Échafaudage haut de plusieurs mètres, route barrée, barrières occultantes, bruit incessant… Lors de travaux devant son restaurant, les nuisances sont nombreuses. Elles peuvent fortement impacter l’activité, en entraînant une baisse de fréquentation et de chiffre d’affaires. Pour tenter d’éviter le pire, certains recours sont possibles. « Il n’existe pas d’indemnisation de droit« , avertit d’emblée Me Laurent Bidault, avocat associé chez Novlaw. Par ailleurs, il regrette que, dans certains cas, le restaurateur ne soit même pas prévenu de la tenue du chantier et qu’il se retrouve devant le fait accompli. En effet, si une phase de concertation ou d’information préalable peut avoir lieu, le commanditaire n’a aucune obligation légale de le faire. Seuls les travaux de grande ampleur, comme un projet de renouvellement urbain, doivent nécessairement être communiqués en amont aux commerces riverains. Les travaux d’entretien ou encore le renouvellement de la voirie ne sont donc pas concernés, alors qu’ils sont le plus couramment rencontrés.

Recours amiable

« Il a été jugé que le maître d’ouvrage, que cela soit la ville, les opérateurs de réseaux, les commanditaires des travaux, ne devait pas anormalement ou excessivement perturber l’activité des commerces, notamment en veillant à ce que les travaux n’occultent pas complètement l’enseigne de commerçants« , mentionne Me Laurent Bidault. Ce n’est toutefois pas toujours le cas, et le maître d’ouvrage ne se rend pas forcément compte des conséquences des travaux sur l’activité commerciale.

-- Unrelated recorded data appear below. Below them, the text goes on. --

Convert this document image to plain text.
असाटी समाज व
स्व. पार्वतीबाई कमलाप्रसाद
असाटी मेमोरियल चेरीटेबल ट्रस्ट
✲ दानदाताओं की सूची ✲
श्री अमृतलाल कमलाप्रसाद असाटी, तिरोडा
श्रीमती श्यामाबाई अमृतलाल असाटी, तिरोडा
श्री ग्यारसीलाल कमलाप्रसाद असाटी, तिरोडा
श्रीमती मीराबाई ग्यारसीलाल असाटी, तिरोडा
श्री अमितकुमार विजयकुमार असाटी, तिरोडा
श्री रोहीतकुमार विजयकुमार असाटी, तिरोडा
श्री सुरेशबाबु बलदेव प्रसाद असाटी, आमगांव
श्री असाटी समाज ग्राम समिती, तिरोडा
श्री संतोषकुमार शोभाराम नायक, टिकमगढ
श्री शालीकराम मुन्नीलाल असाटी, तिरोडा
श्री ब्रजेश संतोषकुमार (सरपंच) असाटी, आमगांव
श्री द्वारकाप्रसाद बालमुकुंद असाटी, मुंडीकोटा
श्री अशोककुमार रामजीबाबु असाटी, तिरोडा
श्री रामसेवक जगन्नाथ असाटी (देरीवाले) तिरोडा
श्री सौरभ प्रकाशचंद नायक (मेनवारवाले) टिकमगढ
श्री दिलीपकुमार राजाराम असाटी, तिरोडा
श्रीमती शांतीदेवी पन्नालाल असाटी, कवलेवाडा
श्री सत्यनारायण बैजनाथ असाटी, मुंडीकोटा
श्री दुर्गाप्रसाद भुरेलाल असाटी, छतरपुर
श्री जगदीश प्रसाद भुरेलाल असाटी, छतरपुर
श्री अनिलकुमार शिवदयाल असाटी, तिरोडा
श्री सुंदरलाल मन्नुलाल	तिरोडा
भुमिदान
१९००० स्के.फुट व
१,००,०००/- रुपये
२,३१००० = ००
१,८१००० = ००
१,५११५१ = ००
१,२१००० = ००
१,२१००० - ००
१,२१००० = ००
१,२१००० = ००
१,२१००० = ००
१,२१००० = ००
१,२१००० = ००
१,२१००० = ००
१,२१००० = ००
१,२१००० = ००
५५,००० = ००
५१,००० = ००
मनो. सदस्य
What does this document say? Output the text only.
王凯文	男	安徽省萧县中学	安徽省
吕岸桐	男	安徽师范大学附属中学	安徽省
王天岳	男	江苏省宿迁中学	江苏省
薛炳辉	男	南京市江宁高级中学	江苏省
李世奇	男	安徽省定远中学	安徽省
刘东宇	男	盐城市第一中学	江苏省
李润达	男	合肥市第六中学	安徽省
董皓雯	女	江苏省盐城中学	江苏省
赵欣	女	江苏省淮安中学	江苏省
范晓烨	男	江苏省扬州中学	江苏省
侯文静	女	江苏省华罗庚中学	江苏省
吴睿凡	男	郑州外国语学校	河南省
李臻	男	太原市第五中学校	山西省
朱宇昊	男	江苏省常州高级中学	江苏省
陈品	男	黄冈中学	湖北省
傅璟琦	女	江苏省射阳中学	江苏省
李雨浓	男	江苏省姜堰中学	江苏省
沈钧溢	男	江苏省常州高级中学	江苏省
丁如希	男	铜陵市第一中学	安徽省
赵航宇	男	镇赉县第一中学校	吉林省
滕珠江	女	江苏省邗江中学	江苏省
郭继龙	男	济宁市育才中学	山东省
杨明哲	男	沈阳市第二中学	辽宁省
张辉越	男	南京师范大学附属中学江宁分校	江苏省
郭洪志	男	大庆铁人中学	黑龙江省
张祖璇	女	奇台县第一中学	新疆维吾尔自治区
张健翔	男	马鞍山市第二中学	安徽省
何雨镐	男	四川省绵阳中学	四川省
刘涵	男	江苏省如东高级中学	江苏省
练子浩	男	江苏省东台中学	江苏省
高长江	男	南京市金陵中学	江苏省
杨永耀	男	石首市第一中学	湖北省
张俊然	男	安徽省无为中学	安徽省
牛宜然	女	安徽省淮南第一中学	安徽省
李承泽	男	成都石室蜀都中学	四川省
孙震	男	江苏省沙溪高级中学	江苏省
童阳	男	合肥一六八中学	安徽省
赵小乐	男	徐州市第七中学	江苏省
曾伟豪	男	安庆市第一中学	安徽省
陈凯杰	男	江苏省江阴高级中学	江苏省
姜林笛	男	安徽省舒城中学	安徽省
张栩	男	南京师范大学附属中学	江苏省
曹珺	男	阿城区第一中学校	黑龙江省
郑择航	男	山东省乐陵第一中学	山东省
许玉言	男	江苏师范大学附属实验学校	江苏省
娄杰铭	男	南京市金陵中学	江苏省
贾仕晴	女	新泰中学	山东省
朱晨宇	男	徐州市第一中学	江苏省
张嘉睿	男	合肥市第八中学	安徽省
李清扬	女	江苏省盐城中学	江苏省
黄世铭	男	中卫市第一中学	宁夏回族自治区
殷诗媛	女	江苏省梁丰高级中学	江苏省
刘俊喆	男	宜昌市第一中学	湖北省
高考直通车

Il existe alors deux cas de figure. D’une part, en cas de travaux dans l’immeuble où se situe le restaurant, décidés par la copropriété, il s’agit de droit privé. « Le gérant a peu de recours dans ce cas« , mentionne l’avocat. D’autre part, s’il s’agit de travaux publics, il est possible de tenter une action.

Toutefois, avant tout recours devant un juge, Me Laurent Bidault recommande le dialogue, afin de trouver une solution à l’amiable. Pour savoir qui contacter, il faut se reporter à la pancarte mentionnant le permis de travaux, apposée obligatoirement devant chaque chantier. Celui-ci doit comporter les coordonnées du bénéficiaire et parfois du maître d’ouvrage. Pour les travaux de voirie, la collectivité sera l’interlocutrice. « Généralement, il ne sert à rien de s’adresser à l’entreprise de travaux, elle n’est qu’exécutante, il faut contacter directement le maître d’ouvrage« , souligne l’avocat. Le dialogue permettra en outre de démontrer la bonne volonté du restaurateur devant un juge, si la situation devait aller plus loin. Au préalable, des compromis sur les conditions de travaux peuvent être envisagés. « Souvent, tout le monde est de bonne intelligence, le restaurateur peut, par exemple, demander un aménagement des horaires de réalisation, afin d’éviter les nuisances pendant les services, ou bien savoir s’il est possible de mettre des barrières moins hautes« , ajoute-t-il.

Il est également possible à ce moment-là de demander une indemnisation – toujours à l’amiable – à hauteur du préjudice subi. Dans certains cas, le maître d’ouvrage peut préférer cette solution à un recours devant le juge administratif. Mais dans le cas où la devanture du restaurant se retrouvait obstruée par des échafaudages, le commanditaire des travaux n’a aucune obligation légale de financer un quelconque affichage. « Le restaurateur doit donc prendre les devants et demander s’il peut mettre une banderole avec le nom de son établissement par exemple, toutefois, cela se fera à ses frais« , précise l’avocat.

Tribunal administratif

Si le recours amiable échoue, il est possible d’aller pour loin. Pour réclamer une indemnisation, notamment si les travaux ont un impact direct sur le chiffre d’affaires, le restaurateur doit d’abord faire une demande indemnitaire préalable auprès de l’administration concernée. « Le restaurateur doit démontrer que les travaux causent un préjudice direct et certain à son affaire« , souligne l’avocat. Il s’agit ainsi d’établir le caractère « anormal » et « spécial » du dommage allégué. Le caractère « anormal » correspond à un certain degré de gravité, excédant les inconvénients normaux du voisinage. Le caractère « spécial » signifie qu’il est suffisamment personnel, autrement dit que cela touche les entreprises riveraines des voies affectées par les chantiers.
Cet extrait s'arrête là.